Hace muchos meses que no hacían tamales. Dijo él por la mañana: tengo ganas de tamales. Salió de la casa, encendió el auto y salió. Regresó en una hora con lo necesario. Ella lo observó con sorpresa. Siempre hacía las cosas tan rápido, tan violentamente, que eso la perturbaba. Tenía unas ansias de vivir que no había conocido en ningún hombre. No concebía la idea de la espera. Las colas, las salas de hospital, los trámites burocráticos lo volvían loco. No podría decir que alguna vez había esperado por alguna mujer, por alguien que realmente amara. Habían estado tan juntos durante estos tres años, que no habían tenido tiempo de sentir la ausencia del otro. Una ausencia que, finalmente, les hubiera hecho respirar.

Él estaba seguro de que ella lo amaba. Creía que tenía todo bajo control. Le gustaba el control. A los hombres que viven de forma violenta les gusta el control. Si algo se le escapaba de las manos, se ponía furioso. No bebía, no fumaba. Había probado pocas drogas. En cambio, a ella le gustaba echarse un vino de vez en cuando, hablar con sus amigas, y le tiraba unas jaladas a un cigarro si se le antojaba. Nada parecía complicarle la vida. Sentía que viviría mucho tiempo, que vería a su hijo crecer y reproducirse. No era tan compleja la vida, después de todo. Te permitía soñar, y soñar hacía que la vida no fuera el tráfago angustiante de los días sin sentido.

Terminaron de envolver los tamales en las hojas de achira. Sacaron la vieja olla tamalera y la pusieron sobre la estufa. Habría que esperar media hora para que los tamales estuvieran listos. La llama se veía límpida y poderosa bajo la olla, imperturbable. Se sentaron en la mesa del comedor para esperar. Él tenía cara de cansado. Ella también. Pero no podría decir que era un cansancio físico, de aquellos que sobrevienen al final de un día de mucha actividad. Era un cansancio de otro orden, una dejadez espiritual y abyecta que algunos llaman desidia.

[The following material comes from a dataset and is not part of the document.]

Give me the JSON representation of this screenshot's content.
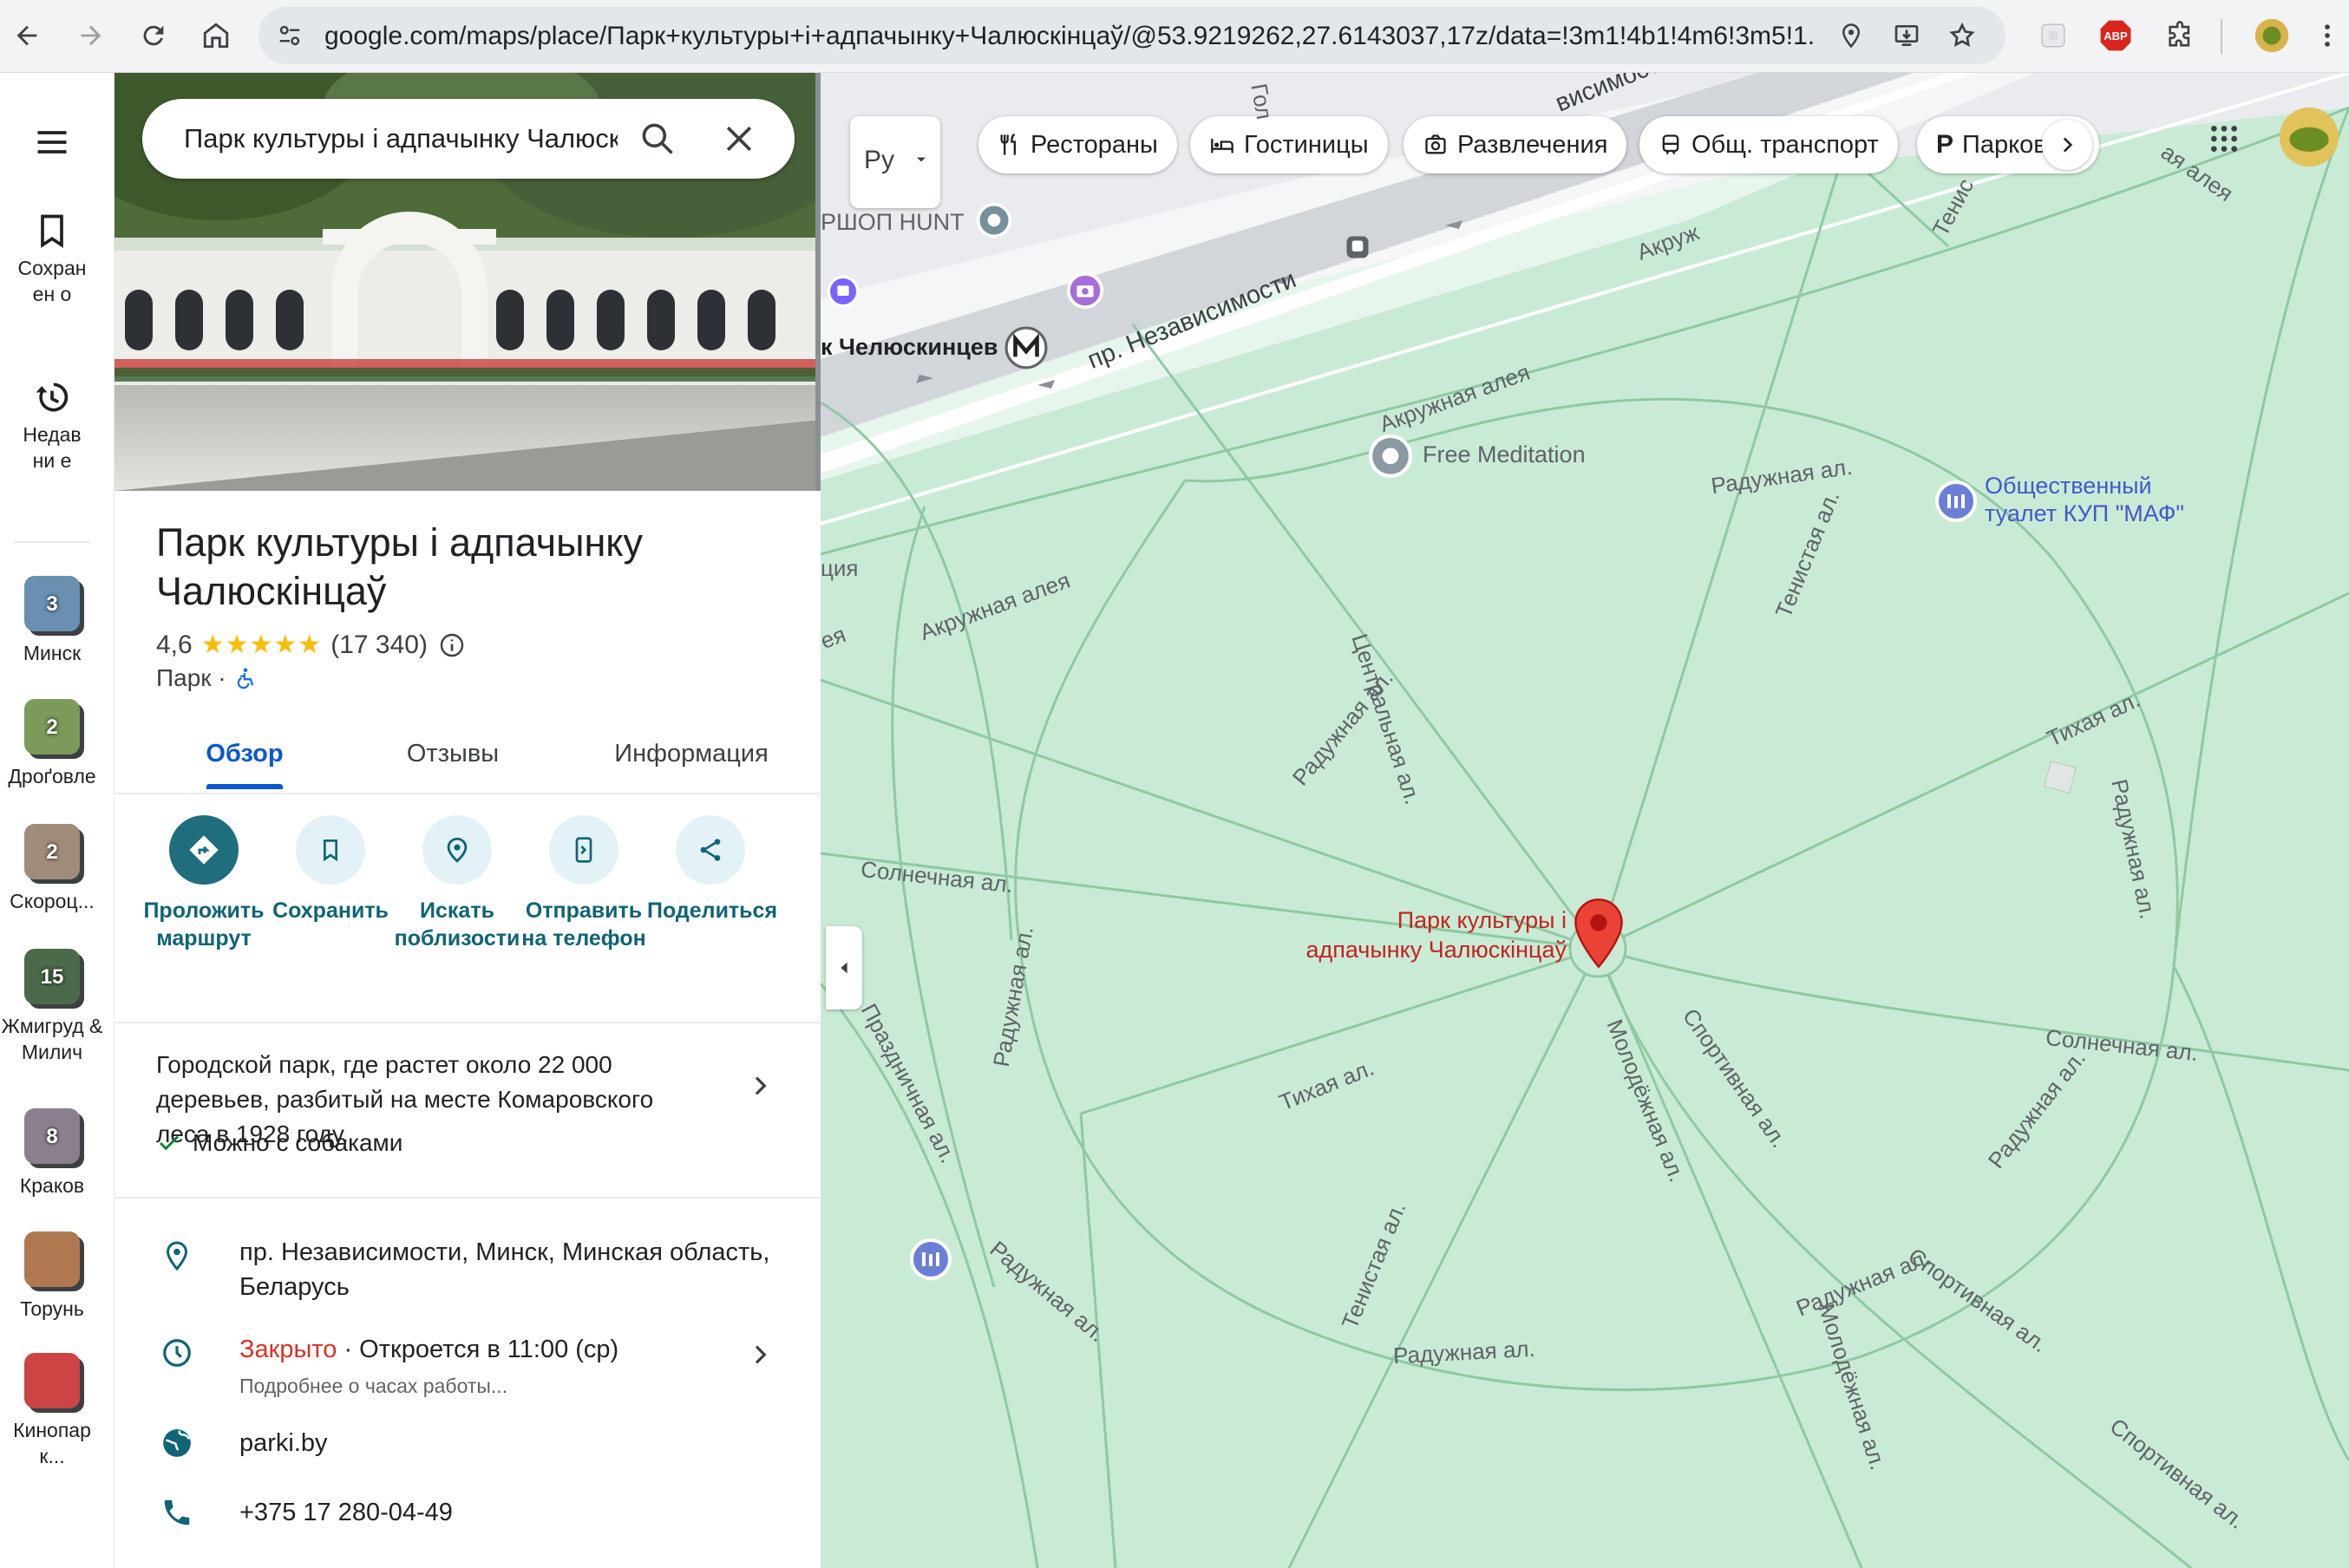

Se miraron. Las miradas entre dos personas que conviven diariamente suelen ser como vitrinas empolvadas. Aun cuando se pretende conocer el interior, hay secretos, secretos terribles que jamás se dicen y que no encuentran cauces. Él apartó la mirada. La amaba, la amaba tan profundamente que tenía mucho miedo de perderla. Y, por ello, no podía ser honesto. Ser honesto significaría perderla, o quizá, no, pero no se atrevía a intentarlo. Las palabras, después de todo, qué eran las palabras si no una condena terrible frente al orden. Las palabras podrían destruirlo todo, condenar al inocente, develar al culpable, provocar el odio y el amor. Tantas cosas que se podrían evitar sin las palabras.

¿Y si ella finalmente lo supiera? ¿Si todo aquello que se había tragado diariamente mientras hablaba de tener un hijo saliera así de pronto? Si aquella única palabra que jamás había podido pronunciar desde que salió de aquella clínica pudiera encontrar el rumbo ideal, ¿qué sucedería? ¿Habría perdón?

La llama permanecía viva y poderosa, pero quizás estaba muy alta, así que él se levantó para bajar su intensidad. Se paró varias veces para destapar la olla y mirar. El vapor del humo le envolvía la cara y esa sensación le gustaba. Todo aquello que significara un autocastigo le atraía profundamente. No era bueno para guardar secretos, pero tampoco para perder personas. Había suficientes tamales para toda una familia. Volteó para mirarla a los ojos. Esos ojos expresivos y vivaces de ella. Esos ojos que reclamaban la luz de la aceptación, pero no la luz de la verdad. No puedo…, dijo él. ¿Qué cosa?, preguntó ella.